There was warm applause from the Umno Youth delegates when Mr Muhyiddin and his wife dropped in on the wing's assembly. Umno Youth chief Khairy Jamaluddin, who was seated onstage, quickly got up from his seat and came down to greet Mr Muhyiddin. They shook hands and exchanged hugs.
It was a gentlemanly gesture from the younger man to the beleaguered leader. They are not exactly close because the fourth floor boys around Abdullah Ahmad Badawi had not supported Mr Muhyiddin when the latter was vying for the No. 2 post in the 2009 Umno polls. But as they say, there are no permanent friends or foes in politics.
On the surface, Mr Khairy seems to be taking an understated part in the current Umno crisis. But there were all sorts of rumours swirling the last few months of clandestine alliances by certain Umno Youth figures to take advantage of the political crisis.

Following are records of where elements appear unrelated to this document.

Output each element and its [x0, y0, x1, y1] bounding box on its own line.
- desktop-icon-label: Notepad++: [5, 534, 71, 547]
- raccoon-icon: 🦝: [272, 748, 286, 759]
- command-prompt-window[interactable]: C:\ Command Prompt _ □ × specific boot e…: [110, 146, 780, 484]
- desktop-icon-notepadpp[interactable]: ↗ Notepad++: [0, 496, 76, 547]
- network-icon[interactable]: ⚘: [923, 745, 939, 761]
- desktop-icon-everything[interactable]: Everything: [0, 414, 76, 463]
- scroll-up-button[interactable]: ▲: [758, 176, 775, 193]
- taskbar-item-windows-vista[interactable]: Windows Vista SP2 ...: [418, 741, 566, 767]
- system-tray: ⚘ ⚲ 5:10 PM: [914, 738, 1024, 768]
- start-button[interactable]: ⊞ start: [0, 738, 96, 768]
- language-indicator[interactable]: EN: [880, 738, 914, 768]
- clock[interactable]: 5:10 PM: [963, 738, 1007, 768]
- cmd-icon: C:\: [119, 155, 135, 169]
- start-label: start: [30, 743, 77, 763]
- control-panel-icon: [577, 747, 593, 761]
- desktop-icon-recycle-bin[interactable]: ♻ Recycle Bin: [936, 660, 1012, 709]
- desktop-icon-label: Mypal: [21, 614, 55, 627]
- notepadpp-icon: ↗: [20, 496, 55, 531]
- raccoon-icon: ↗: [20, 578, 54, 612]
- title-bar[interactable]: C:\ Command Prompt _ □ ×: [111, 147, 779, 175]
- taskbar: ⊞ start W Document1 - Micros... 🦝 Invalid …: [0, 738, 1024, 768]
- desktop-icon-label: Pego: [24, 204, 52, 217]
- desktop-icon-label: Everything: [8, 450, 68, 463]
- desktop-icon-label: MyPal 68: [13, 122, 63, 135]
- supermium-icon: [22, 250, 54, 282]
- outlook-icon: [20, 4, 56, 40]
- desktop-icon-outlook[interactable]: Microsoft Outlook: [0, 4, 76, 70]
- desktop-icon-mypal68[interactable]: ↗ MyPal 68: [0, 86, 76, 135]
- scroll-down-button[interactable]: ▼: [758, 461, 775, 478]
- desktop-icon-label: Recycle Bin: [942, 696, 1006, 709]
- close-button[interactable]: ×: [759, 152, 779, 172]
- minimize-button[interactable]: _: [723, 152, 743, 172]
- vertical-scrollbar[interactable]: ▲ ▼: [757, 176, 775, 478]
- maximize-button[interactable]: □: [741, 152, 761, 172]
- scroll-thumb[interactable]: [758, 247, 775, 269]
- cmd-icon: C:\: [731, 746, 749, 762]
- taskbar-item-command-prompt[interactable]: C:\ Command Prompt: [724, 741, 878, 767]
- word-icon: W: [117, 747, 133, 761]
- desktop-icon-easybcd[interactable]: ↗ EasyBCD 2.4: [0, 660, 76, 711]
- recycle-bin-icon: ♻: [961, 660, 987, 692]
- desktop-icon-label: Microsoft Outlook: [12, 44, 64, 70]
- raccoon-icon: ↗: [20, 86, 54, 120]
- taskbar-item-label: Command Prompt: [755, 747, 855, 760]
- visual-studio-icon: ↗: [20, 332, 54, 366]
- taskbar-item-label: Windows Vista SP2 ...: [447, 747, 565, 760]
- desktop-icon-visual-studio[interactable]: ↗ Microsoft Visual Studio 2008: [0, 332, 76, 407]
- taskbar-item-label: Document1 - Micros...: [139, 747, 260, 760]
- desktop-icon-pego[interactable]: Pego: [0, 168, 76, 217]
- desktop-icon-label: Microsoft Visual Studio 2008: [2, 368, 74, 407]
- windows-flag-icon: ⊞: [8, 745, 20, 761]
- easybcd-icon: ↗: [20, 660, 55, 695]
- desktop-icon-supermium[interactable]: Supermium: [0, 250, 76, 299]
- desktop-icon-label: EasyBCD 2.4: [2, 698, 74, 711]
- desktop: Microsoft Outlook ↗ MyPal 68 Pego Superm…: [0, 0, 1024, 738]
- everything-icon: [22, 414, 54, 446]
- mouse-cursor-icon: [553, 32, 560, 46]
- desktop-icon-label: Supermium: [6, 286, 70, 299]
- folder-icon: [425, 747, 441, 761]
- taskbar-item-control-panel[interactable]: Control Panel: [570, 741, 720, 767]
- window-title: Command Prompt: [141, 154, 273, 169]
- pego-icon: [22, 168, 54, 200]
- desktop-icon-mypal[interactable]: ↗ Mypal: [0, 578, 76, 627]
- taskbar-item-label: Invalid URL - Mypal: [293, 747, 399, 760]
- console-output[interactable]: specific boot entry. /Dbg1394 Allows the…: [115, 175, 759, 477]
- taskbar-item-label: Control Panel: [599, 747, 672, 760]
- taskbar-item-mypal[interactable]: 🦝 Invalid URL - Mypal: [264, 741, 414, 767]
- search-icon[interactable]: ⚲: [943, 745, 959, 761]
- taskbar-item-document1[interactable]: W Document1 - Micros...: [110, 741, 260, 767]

In politics, calm waters do not always mean there are no crocodiles lurking beneath. There have been a few incidents involving Umno Youth officials that raised questions as to where Mr Khairy stands in the present crisis.
Other new alignments are also taking place. Everyone noticed how vice-presidents Ahmad Zahid Hamidi and Hishammuddin Hussein have become besties.
Their buddy-buddy body language onstage were a contrast to that between Mr Najib and Mr Muhyiddin. They tried to engage their other fellow vice-president Mr Shafie but the latter was in no mood to reciprocate.
Mr Shafie was a shadow of his normally chirpy self and looked glum and disconnected.
Dr Ahmad Zahid and Mr Hishammuddin wanted to present a united front for everyone.
"They also want to signal that the leaders are still together in these tumultuous times," said Mr Amir. "They moved around together, took lots of wefies with people and even held joint press conferences where they sometimes finished each other's sentences."
The reconciliatory gesture that delegates were looking for came at the very end when Mr Najib, after a spirited winding-up speech, declared he did not intend to retreat or surrender (read: I am here to stay).
Then, spreading his arms wide, he looked towards Mr Muhyiddin and said that he wants to be magnanimous about all that has happened.
Said Ketereh assemblymen Alwi Che Ahmad: "I believe the president is saying that he does not want to sack anyone. I hope the attacks against the party and the president will end after this."
As Mr Najib walked back to his seat, he stopped to shake hands with Mr Muhyiddin as shouts of "peluk" or embrace came from the floor.
It was quite a long handshake but the embrace did not happen.
The body language was still terribly stiff and Mr Muhyiddin and Mr Shafie were reluctant to stand up during the standing ovation for Mr Najib.
Too many bitter words have flown back and forth in the last one year. There will be no overnight mending of ties but at least Mr Najib has made the first move.